Suites That Just Get Sweeter
For about as long as there have been personal computers, word processors and spreadsheets have been their workhorse software. As these applications have grown from their crude beginnings to today's powerhouses, the main purpose has remained the creation of documents to be printed on paper.
Now, that's changing. With the explosion of E-mail, the World Wide Web, and corporate networks, the sharing of electronic documents has become a fact of daily business life. This is clear in the newest generation of office suites, the software bundles that let you create memos, crunch numbers, make slides for presentations, and so on. Microsoft Office 97, Lotus SmartSuite 97, and Corel Office Professional 7 come loaded with features that make it simple for folks with no expertise to turn out spiffy pages or slide shows for the Web or for corporate intranets. They have been updated, in part, to take full advantage of Windows 95 and NT.
ABRACADABRA! Corel Office, released last summer, led the way. It offers tools that allow you to turn WordPerfect documents and Quattro Pro spreadsheets into Web pages with the press of a button. It even preserves a good bit of the formatting features when the pages are translated into the sometimes quirky Hypertex Markup Language of the Web. And you can instantly turn any text into a link to a Web page. SmartSuite 97 retains an emphasis on sharing documents through Lotus' unique Notes network software, but the Lotus suite, too, is rich in Web features.
Until now, Microsoft Office, which has about 80% of the suite market, has used tacked-on "Internet assistant" programs to create Web documents. But Microsoft Corp. has embraced the Internet with a vengeance, and Office 97 has more than made up for lost time. All of its components can both prepare documents for the Web and extract information from the Internet. They are also tightly integrated with the Internet Explorer browser. If you open an Excel spreadsheet on the Web, it pops up in a fully functional Excel window in IE.
Tables have long been hard to set up in Word and really tough on Web pages. The new Word includes a "draw table" tool that lets you sketch the border of the table, draw horizontal and vertical lines to create rows and columns, and erase lines between cells to create headings. To anyone who has struggled with tables on the Web or an intranet, this is a near-miracle.
Microsoft uses a lot of artificial-intelligence techniques to automate Office 97 tasks. I'll look at this development more closely in a future column, but one trick is very handy for network documents. If someone types an E-mail or Web address, Word recognizes and converts it to a hypertext link. When you receive the document, you click on that Web address to launch a browser and go to the site. Click on the E-mail address, and your E-mail program opens with a pre-addressed message form.
On the whole, Office 97 struck me as the best of a very good lot and should be more than enough to keep Microsoft dominant in the market.
All of the Office programs got a thorough makeover, but the star may turn out to be a piece called Outlook.

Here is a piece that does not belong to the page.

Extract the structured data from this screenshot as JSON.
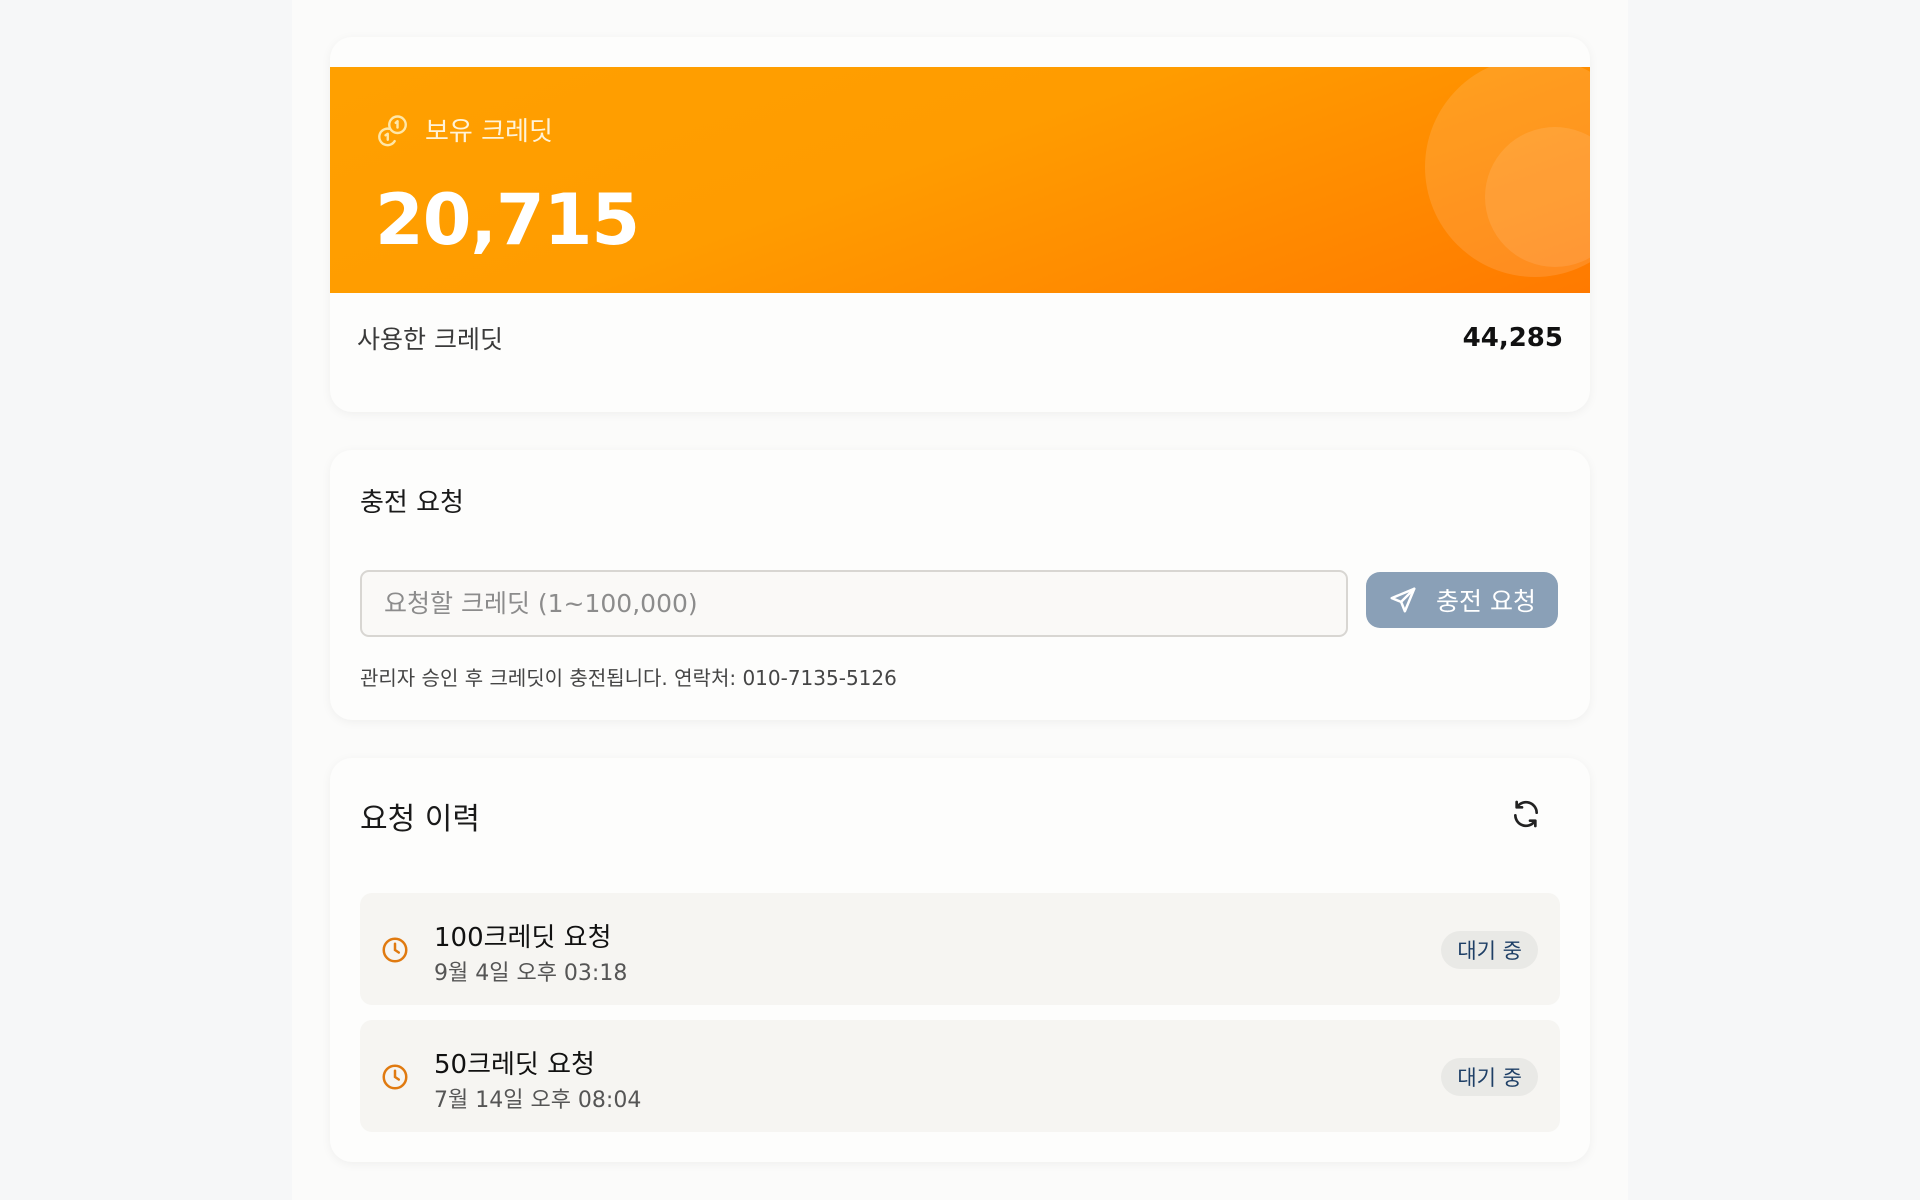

It combines a contact manager--much better than Schedule+, which it replaces--with an E-mail program that can manage messages from varied post offices, including the Net, Microsoft Exchange, and cc:Mail. If you use more than one E-mail service or if you frequently flip between your E-mail program and information manager, Outlook could really simplify your life.
TATTLETALE. Lotus SmartSuite has a much-improved 1-2-3 spreadsheet program and includes features that help collaboration among groups of workers. For example, it automatically tracks who made what change to a file and when. This makes SmartSuite particularly attractive to users of Notes, which is designed for group efforts.
Corel Office is less an integrated suite than a big bucket of software--three CD-ROMs' worth, including tons of art and a zillion fonts. But where Lotus and Microsoft have put great effort into giving all applications a seamless look and feel, Corel always reminds you that it's a collection from disparate sources. Its main appeal should be to fans of WordPerfect, which can only be purchased as part of a suite. (Macintosh versions of the Corel and Microsoft products are expected to be out later this year.)
These suites are all big and brawny and need a Pentium with at least 16 megabytes of memory for good performance. They offer solid improvements over predecessors. An upgrade will be worth the cost, especially if you're one of the growing population of Web-page authors.